Functionally, there is nothing to differentiate data vs features - data points (link). Where feature engineering and data engineering really differ is in the objectives and motivations for constructing the pipelines. In general, data engineering serves a broader, more unified purpose than feature engineering. Data engineering platforms are constructed to be flexible and universal, ingesting various types and sources of data into a unified storage location where any number of transformations and use cases can be applied. The intent of a well constructed fact table or gold layer in a data lake is to provide a single source of truth that answers many different questions, produces many reports, and can be consumed by many downstream customers.

2. Practise

And in practice, an organization’s data engineering team will be responsible for the curation and maintenance of all data pipelines, not just those that relate to machine learning. These pipelines may power BI dashboards used by C-Suite, auditing reports that feed payroll, or event logs that show a user’s history of actions within the application.
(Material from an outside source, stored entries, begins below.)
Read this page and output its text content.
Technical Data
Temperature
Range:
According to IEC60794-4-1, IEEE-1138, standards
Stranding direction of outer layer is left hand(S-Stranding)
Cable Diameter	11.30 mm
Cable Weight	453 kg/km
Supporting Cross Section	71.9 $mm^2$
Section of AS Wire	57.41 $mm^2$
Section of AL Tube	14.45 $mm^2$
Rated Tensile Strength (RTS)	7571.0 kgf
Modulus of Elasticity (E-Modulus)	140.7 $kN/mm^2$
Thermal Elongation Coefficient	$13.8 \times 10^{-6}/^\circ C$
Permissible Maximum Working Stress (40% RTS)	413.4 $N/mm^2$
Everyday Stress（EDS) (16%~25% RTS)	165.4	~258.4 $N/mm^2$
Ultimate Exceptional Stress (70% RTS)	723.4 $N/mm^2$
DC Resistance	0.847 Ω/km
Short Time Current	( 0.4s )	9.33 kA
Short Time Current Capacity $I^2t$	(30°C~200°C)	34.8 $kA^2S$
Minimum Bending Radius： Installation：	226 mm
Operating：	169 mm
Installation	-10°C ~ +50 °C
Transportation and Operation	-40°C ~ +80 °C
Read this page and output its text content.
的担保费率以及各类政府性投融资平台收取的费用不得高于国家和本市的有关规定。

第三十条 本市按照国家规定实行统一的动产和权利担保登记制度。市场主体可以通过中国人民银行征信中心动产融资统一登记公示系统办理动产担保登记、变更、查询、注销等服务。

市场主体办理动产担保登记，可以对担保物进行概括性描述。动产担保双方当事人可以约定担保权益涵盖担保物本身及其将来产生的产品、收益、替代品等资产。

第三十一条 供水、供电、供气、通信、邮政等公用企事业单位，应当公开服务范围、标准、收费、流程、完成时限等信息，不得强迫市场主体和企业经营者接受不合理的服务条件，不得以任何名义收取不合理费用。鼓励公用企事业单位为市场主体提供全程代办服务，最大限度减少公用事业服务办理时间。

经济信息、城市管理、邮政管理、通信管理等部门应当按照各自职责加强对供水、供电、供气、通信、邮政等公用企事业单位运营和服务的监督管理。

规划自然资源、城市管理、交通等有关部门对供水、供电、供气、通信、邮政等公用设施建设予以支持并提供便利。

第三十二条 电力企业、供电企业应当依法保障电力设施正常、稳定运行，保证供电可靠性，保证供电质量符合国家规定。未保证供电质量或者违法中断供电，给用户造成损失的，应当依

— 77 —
Feature engineering, on the other hand, serves a specific purpose, finding the tailored inputs and columns that will generate the best predictive results for a machine learning model. Data scientists and machine learning engineers are not tasked with developing a universal data model that will ingest all data points throughout an organization, they just need to select, curate, and clean the data needed to power their models.

3. Machine learning

Now, as machine learning teams grow and begin to incorporate more and more data sources into their models, their feature engineering platform may start to resemble a larger data engineering platform in the tools and methodologies they employ. But, the intent is not to establish flexible data models that can be used throughout the organization - it is simply to power their machine learning models.